キリを連れて来た張本人が退出。当然、気まずい沈黙が訪れる。しかも残された二人ともが、今の状況についていけていない。
キリ.シカ「…………………」
ぱたぱたと小さな尻尾を振る子鹿の存在だけが救いだった。
シカ「………あー、なんか、悪かったな」
キリ「……いや…」
我が道をゆく父親についてか、この居た堪れない空気を作り出した父親についての謝罪か。

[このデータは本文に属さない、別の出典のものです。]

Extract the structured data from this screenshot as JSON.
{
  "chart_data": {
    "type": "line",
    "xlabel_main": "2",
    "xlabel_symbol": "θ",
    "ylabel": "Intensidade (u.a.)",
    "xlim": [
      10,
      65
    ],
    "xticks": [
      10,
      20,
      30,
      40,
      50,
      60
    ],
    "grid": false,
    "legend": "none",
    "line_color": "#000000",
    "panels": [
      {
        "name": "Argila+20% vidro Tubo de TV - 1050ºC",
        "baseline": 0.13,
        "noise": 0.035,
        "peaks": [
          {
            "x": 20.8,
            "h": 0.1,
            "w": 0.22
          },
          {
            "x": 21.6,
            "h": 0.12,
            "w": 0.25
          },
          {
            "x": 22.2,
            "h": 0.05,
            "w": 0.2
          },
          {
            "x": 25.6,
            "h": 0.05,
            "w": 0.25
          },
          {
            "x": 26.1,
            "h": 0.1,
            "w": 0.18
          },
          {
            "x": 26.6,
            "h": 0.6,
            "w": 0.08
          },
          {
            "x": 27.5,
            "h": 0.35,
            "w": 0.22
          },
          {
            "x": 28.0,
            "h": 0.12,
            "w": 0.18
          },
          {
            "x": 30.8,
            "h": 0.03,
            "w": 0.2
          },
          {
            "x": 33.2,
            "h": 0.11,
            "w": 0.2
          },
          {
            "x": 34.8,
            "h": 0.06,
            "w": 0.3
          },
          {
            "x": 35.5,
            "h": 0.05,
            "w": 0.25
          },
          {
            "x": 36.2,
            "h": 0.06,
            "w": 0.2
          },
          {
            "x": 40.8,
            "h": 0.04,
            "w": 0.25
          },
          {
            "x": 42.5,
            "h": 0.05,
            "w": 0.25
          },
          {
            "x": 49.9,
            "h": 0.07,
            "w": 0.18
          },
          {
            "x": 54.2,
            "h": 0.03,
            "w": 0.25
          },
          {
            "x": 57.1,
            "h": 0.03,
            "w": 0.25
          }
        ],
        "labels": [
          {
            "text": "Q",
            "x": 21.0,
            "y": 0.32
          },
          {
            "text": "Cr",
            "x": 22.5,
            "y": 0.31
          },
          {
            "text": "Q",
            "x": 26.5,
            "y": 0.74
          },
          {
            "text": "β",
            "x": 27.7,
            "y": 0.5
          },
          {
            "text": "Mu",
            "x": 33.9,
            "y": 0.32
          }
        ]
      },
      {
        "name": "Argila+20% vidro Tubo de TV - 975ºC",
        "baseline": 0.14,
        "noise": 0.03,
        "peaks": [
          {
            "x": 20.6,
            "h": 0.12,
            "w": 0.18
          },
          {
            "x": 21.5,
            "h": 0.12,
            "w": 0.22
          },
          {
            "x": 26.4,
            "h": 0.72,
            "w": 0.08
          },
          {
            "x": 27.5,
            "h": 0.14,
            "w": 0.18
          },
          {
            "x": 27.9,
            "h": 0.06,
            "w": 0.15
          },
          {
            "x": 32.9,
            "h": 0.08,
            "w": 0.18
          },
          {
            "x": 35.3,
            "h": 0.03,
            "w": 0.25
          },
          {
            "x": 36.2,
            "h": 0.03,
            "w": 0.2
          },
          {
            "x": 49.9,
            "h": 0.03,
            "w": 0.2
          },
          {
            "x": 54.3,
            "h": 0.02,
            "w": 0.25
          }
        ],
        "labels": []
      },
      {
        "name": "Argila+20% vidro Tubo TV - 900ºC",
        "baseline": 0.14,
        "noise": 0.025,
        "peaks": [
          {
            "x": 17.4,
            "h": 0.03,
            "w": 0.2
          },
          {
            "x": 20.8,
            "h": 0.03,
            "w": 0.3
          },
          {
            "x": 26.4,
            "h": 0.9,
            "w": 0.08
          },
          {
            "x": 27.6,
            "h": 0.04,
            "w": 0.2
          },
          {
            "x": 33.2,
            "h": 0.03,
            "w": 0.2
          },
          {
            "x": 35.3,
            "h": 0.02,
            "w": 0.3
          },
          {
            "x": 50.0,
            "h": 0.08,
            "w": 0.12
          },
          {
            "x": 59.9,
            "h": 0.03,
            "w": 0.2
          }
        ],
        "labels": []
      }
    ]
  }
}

キリはひたすらに子鹿をなでて。我が家にいるはずのシカマルは居心地の悪そうに突っ立ったままで動かずにいれば。
キリは、ある事に気が付いた。
シカク「よぉ、待たせたな」
シカ「ったく、何してたんだよ親父」
シカク「おぉ、ちっとばかしうっとうしいのがいてな」
キリ(…やっぱり、いない)
シカクの言葉に、シカマルが首を傾げる。
疑問の解答は、ひとりごとのように落とされたキリの言葉だった。
キリ「…監視がいなくなった」
シカ「監視?」
シカク「第11班の顔合わせの時だけかと思えば、ずっとついてくるもんでな。帰らせた」
ははっ、と笑ったシカクにキリは目を丸くする。
シカク「お前の担当は俺だ。これからお前のことは俺がしっかり見てるさ」
キリ「では、これからはあなたが私について監視を?」
注意深く家の外を探ってみても、監視の気配は見つからない。